Wenn die Darstellungen von Sarrazin, Kelek und Co, nicht die Normalität darstellen, wie ich behaupte, was ist dann der Normalfall?
Wenn Details über Tuğçe Albayrak beispielweise zu Tage treten, einer lebensfrohen Person, die beispiellosen Einsatz gezeigt hat, um zwei jüngeren Mädchen zu helfen, die von jungen Männern nachts auf einer MCDonalds-Toilette bedrängt werden. Wenn man sich die Familie in den wenigen Fotos anschaut, die in den Medien kursieren, kann man ahnen, welche Abweichungen es zu den Klischees über türkische Mädchen gibt. Der Bruder Tuğçes, der von den gemeinsamen Fahrten mit der Bahn zur Uni berichtet, die beide gemeinsam besucht haben. Wenn bei der Beerdigung eine zwanglose Symbiose aus alevitischem Glauben und sunnitischer Tradition entsteht, dann erhält man einen tiefen Einblick.
Oder ein anderes Beispiel: Wenn von Diren Dede die Rede ist, der als deutscher Austauschschüler in den USA tragisch zu Tode kommt. Er wird in der Garage eines Hausbewohners von diesem erschossen. Wir erfahren, dass er leidenschaftlich Fußball spielte und seine Mannschaft und Mitschülerschaft nun um ihn trauert. Wir sehen auf den Bildern einen smarten brünetten jungen Mann, der selbstbewusst in die Kamera blickt.

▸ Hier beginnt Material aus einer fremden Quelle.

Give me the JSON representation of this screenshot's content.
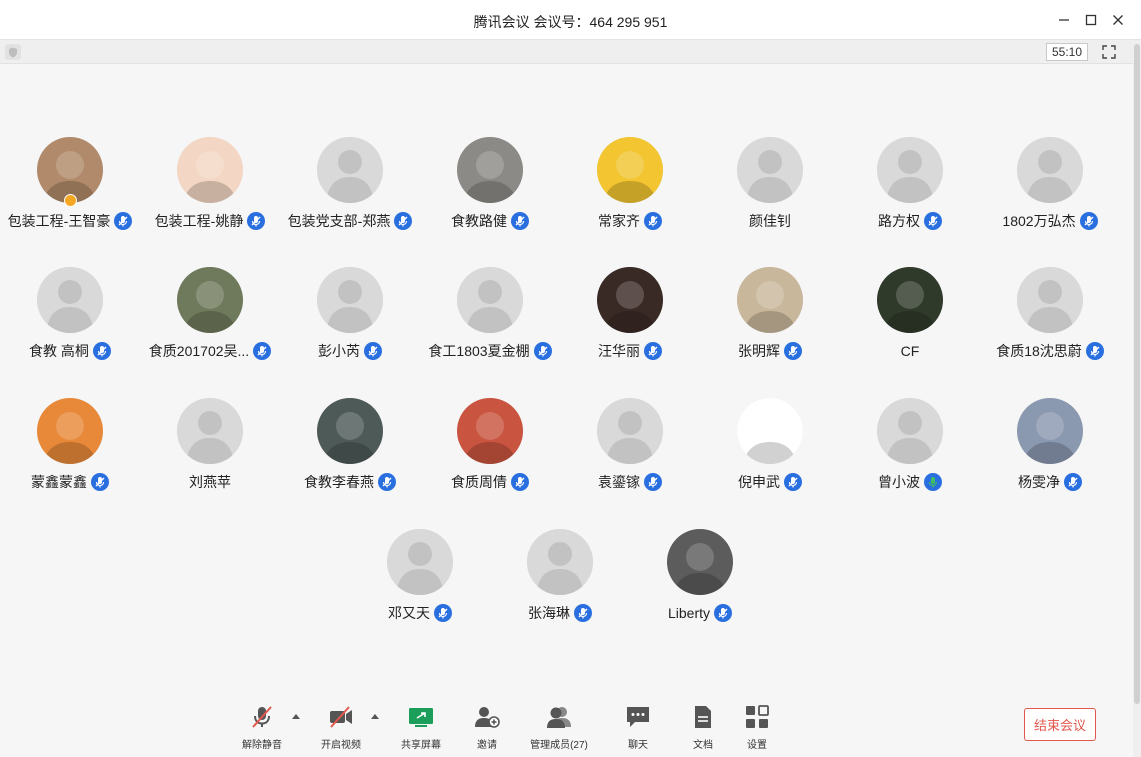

Oder wenn in den wenigsten Zeitungen davon berichtet wird, dass ein deutsch-türkisches Ehepaar in München auf dem Weihnachtsmarkt von mehreren Nazis verprügelt und schwer verletzt wird. Wir erfahren, dass sie Weihnachtsgeschenke für die christlichen Familienmitglieder einkaufen waren, sehr geschockt sind von der Attacke und die deutsche Ehefrau als “Hure” beschimpft wurde.
Oder wenn man sich die NSU-Opfer anschaut und sich ihre Familien vor Augen führt, wie sie ihr Leben bestritten haben, mit welchen Lebensbedingungen sie konfrontiert waren. Wie sehr die Eltern der Opfer um eine zufriedenstellende Existenz gekämpft haben, damit es die “Kinder mal besser haben” als sie selbst.
Es gibt noch unzählige Beispiele. Immer, wenn eine unfassbare Tragödie passiert und Geschädigte einen Migrationshintergrund haben, erfahren Umstehende erst dann den Normalfall: wie Menschen anderer Herkunft leben und arbeiten, wie wenig die Wünsche und Ängste von den eigenen abweichen. Das türkische Brüder selten ihre Schwestern ermorden, binationale Familien das Weihnachtsfest bestreiten, Menschen aus schlecht bezahlten Berufen ausbrechen und Eigeninitiative zeigen, Unternehmen gründen. Dass auch türkische Familien ein Interesse an einer internationalen Ausbildung ihrer Kinder haben.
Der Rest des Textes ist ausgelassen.